Margaret Atwood did not only have to worry over whether her follow-up to The Handmaid's Tale would be leaked in advance of its rollout.

She told the BBC that she, and her publisher, also had to fend off attempts by cybercriminals to get hold of The Testaments manuscript.

Atwood, 79, described the efforts as "a commercial venture of a robbery kind".

"People were trying to steal it. We had to use a lot of codewords and passwords," the Canadian novelist told BBC arts correspondent Rebecca Jones.

Exposing what the criminals could have done if they had succeeded, Atwood added: "They might have said: 'We've got the manuscript, and we're putting it up online – give us your credit card details.

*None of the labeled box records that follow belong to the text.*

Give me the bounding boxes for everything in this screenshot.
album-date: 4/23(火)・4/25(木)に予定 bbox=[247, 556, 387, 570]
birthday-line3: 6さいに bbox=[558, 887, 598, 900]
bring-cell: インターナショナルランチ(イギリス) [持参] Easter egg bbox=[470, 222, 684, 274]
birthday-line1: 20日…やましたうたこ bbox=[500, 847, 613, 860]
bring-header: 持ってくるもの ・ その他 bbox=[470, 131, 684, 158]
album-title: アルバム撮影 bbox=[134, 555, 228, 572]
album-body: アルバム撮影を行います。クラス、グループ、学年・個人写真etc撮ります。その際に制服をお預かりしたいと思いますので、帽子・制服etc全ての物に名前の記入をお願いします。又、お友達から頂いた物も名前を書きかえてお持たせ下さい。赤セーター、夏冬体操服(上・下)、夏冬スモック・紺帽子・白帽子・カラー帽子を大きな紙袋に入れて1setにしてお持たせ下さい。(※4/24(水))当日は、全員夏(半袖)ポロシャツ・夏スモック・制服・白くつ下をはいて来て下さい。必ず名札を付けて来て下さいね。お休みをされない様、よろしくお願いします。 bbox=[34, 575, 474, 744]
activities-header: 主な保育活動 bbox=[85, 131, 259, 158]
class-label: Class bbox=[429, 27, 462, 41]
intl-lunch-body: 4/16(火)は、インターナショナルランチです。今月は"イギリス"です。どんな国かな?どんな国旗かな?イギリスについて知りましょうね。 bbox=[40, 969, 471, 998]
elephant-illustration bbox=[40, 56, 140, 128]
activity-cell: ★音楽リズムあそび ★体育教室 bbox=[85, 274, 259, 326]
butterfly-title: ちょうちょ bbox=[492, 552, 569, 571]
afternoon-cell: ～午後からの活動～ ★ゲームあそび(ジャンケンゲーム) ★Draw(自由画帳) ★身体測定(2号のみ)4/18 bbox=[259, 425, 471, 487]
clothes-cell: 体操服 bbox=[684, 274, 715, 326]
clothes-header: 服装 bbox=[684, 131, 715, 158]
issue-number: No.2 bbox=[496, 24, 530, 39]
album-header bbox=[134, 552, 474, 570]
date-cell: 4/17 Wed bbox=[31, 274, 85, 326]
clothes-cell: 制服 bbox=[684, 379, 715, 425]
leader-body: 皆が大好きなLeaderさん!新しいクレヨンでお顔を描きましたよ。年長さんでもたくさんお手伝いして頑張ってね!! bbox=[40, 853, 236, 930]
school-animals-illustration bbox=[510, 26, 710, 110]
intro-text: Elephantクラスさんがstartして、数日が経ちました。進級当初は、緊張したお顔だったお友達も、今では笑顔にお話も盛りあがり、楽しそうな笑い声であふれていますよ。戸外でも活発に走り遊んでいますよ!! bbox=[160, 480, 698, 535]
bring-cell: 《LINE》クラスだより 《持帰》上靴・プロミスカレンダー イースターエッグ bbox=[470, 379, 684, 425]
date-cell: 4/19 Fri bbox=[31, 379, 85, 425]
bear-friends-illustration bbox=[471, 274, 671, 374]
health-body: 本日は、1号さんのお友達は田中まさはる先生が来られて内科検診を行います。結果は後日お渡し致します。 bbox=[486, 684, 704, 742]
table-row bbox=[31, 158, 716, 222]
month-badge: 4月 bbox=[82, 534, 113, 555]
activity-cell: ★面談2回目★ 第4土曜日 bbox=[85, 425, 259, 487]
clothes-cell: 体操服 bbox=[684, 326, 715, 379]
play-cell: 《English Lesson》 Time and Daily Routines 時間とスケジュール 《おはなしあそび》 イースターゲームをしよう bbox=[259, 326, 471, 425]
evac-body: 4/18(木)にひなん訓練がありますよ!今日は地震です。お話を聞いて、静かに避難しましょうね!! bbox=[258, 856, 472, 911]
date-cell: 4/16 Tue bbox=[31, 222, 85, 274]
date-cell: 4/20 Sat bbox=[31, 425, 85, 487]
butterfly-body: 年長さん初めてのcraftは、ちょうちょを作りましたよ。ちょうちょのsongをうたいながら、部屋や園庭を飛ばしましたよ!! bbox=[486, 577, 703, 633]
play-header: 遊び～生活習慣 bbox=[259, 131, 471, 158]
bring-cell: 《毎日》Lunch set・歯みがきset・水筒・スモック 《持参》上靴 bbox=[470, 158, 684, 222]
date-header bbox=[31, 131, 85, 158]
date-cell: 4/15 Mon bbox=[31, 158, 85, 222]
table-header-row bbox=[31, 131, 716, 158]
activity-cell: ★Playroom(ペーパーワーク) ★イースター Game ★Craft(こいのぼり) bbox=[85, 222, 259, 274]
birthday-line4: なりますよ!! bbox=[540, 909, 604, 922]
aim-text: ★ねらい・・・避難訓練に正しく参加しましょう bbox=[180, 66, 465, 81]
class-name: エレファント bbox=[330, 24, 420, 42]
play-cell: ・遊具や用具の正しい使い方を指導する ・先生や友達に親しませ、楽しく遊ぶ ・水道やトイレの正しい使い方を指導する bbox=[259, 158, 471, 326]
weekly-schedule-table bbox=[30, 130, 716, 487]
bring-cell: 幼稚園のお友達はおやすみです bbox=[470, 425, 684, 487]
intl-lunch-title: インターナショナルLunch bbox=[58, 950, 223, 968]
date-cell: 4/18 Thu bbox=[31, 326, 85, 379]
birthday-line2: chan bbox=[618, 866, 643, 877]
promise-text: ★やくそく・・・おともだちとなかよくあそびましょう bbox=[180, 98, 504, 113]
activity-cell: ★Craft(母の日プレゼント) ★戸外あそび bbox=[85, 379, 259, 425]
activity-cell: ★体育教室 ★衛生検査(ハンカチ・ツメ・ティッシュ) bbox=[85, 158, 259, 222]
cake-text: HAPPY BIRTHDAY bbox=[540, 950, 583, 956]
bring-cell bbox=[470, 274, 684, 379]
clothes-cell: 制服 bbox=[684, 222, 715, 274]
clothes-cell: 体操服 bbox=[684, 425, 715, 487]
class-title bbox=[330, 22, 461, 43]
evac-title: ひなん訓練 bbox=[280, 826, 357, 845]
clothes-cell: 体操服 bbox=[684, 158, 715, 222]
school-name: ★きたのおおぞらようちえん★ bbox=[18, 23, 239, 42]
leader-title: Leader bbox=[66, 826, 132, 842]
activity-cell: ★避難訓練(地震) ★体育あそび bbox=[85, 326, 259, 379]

"Or they might have said: 'Read this excerpt and download it.' And if you downloaded it, a virus would have stolen your information."

Atwood prompted excitement and speculation when she announced last November that she was working on The Testaments, set 15 years after the ambiguous ending of The Handmaid's Tale in the fictional, totalitarian state of Gilead.

Her publisher ramped up security by listing early review copies of The Testaments under a fake title.

Judges for the 2019 Booker Prize for Fiction – The Testaments is among six books on a shortlist – were asked to sign a non-disclosure agreement before they could read the manuscript.

But secrecy around the book's plot was breached recently after Amazon accidentally sent out a number of pre-ordered copies.

To prevent another slip-up, Atwood said: "I think anybody putting an embargo in place in the future should attach a dollar amount.